Republican candidates for attorney general, state superintendent and lieutenant governor are all headed to the August runoff.
In the heated attorney general race, Mike Hunter had 44.5 percent of the votes over Gentner Drummond’s 38.5 percent. Democrat Mark Myles will face the winner in November.
The race for attorney general got negative, Drummond acknowledged to supporters at his Tulsa watch party.
“I don’t think that voters enjoy the negative tone, and I certainly don’t want it to be a negative tone,” Drummond said. “I think that if we can just stay on message and talk about the differences in leadership and what we both represent and stand for, I think it will be clear in August that Oklahoma will choose me.”
Hunter addressed his supporters at an Oklahoma City watch party, telling them that nothing is ever easy, and that the last 10 weeks have definitely not been easy.
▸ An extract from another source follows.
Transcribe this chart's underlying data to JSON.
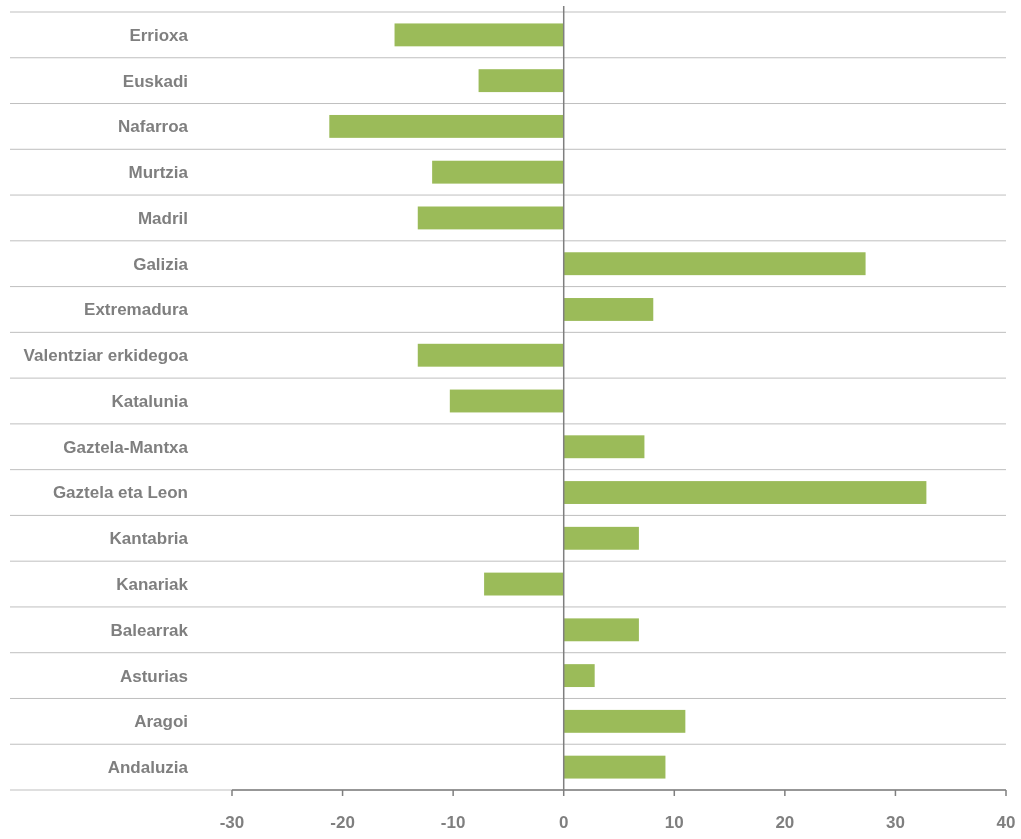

The campaign is in good shape, he said, despite Drummond putting more than $1 million into the race.
“This office is not for sale,” Hunter said, prompting applause from supporters. “Thank you for your support. It is on to August. August looks good.”
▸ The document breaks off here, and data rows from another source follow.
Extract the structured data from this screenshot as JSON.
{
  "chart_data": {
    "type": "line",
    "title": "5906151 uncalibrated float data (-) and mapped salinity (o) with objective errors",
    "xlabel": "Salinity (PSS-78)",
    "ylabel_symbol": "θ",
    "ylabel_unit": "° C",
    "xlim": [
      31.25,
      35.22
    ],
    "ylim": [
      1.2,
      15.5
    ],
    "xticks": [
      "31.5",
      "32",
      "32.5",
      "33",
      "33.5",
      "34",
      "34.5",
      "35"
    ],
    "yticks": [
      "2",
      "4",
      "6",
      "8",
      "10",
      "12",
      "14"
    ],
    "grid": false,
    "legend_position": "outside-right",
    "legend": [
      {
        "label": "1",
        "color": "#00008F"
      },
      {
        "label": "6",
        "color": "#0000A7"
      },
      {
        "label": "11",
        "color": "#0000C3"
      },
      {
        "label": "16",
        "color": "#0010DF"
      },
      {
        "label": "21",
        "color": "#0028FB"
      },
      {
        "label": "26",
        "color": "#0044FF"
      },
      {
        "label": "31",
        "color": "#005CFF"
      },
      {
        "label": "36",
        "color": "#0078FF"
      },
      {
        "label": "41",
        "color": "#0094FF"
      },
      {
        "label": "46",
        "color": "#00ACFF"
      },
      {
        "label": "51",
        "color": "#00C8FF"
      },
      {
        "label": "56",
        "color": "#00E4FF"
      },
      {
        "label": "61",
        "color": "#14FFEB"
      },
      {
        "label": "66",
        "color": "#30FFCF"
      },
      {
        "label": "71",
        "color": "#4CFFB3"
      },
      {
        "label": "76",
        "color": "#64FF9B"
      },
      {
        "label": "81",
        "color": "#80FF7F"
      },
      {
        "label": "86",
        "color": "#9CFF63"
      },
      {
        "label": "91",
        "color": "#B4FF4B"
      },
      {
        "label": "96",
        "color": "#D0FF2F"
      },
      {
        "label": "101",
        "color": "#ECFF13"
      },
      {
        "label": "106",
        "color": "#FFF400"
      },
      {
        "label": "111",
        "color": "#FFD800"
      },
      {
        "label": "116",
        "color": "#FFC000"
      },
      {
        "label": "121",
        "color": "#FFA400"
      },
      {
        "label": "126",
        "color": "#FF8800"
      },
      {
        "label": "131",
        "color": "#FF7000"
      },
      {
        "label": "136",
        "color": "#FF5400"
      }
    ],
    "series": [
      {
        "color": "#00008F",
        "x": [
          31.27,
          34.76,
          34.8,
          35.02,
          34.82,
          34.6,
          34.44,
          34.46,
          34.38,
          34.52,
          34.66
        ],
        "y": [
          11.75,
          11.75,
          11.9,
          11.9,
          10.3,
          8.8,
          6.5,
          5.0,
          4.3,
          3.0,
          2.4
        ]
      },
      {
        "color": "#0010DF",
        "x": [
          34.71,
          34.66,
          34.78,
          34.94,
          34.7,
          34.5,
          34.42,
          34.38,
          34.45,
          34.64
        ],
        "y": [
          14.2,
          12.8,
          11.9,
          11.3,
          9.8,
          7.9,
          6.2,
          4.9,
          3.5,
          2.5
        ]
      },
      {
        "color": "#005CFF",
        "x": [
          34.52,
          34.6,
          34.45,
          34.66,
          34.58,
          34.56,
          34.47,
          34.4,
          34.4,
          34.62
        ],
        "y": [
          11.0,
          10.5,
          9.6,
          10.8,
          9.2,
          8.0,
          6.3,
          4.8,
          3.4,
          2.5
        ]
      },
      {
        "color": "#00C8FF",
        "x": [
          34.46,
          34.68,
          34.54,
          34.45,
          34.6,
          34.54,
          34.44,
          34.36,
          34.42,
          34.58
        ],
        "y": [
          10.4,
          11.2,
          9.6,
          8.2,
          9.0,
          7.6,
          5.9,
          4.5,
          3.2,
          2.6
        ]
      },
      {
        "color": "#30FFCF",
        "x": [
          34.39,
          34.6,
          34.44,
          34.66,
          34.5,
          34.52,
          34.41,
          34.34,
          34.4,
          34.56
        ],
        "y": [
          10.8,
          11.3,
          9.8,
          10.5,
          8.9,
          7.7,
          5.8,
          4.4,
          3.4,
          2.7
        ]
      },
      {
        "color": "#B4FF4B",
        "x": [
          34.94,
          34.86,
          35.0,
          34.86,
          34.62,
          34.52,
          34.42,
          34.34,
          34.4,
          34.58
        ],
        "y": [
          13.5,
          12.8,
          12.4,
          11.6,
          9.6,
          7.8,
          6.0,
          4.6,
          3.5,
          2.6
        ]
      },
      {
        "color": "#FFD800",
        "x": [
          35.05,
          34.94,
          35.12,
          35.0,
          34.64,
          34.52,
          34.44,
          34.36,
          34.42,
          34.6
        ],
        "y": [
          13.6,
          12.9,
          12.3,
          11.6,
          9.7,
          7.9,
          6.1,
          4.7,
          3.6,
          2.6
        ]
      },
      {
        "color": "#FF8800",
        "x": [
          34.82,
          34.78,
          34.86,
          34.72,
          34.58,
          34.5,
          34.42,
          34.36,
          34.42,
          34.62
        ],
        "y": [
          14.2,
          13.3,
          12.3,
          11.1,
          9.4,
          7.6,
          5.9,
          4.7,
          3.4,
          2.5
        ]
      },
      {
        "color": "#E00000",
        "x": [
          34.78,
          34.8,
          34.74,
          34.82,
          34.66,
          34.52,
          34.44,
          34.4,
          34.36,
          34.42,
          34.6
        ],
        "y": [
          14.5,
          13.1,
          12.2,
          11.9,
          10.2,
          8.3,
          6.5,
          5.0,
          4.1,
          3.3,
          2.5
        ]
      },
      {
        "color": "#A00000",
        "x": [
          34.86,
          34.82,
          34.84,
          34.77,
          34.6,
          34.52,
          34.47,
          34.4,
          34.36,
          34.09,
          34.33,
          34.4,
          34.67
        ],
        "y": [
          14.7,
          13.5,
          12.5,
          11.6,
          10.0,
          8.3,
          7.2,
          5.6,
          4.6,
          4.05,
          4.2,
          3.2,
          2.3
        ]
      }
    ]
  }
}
Drummond has put at least $1.25 million of his own money into the campaign, while Hunter — surprised by Drummond’s candidacy — has had to put $450,000 into his.
Drummond kept his plans to run secret until the April filing period, then hit Hunter with an eligibility challenge and advertising campaign. Hunter fought back by questioning Drummond’s ethics and competency.
Besides his law practice, Drummond is involved in banking and other businesses and operates an Osage County ranch.
Hunter has held several elected and appointed offices in state government over the past 30 years, including two tours as secretary of state. Gov. Mary Fallin appointed him attorney general in February 2017 after Scott Pruitt resigned to become head of the Environmental Protection Agency.
State superintendent: Incumbent Joy Hofmeister will face former State Secretary of Education Linda Murphy in the runoff. Democrat John Cox and independent Larry Huff are also running.
Lieutenant governor: Oklahoma Corporation Commissioner Dana Murphy, who carried more than 45 percent of the vote, and former Oklahoma Republican Party Chairman Matt Pinnell will meet in the runoff. The Democratic race was too close as of 11 p.m. In a two-person race, Anastasia Pittman had 50.3 percent of the vote and Anna Dearmore had 49.7 percent.
State auditor: Cindy Byrd and Charlie Prater appeared to be headed for a runoff in the Republican primary. At 11 p.m., Byrd had more than 49 percent — just short of what was needed. Charlie Prater had 42 percent.
Corporation commissioner: Incumbent Bob Anthony and Brian Bingman will meet in the Republican runoff. Anthony narrowly missed winning the nomination, picking up 47 percent of the vote. Bingman had 38 percent.Democrat Ashley Nicole McCray was just short of the majority needed. She had nearly 49 percent and will face Blake Cummings, who had 22 percent in the four-person field.
Labor commissioner: Cathy Costello will meet Leslie Osborn in the Republican runoff. In the Democratic race, Fred Dorrell won by a nearly 3-to-1 margin over Sam A Mis-Soum.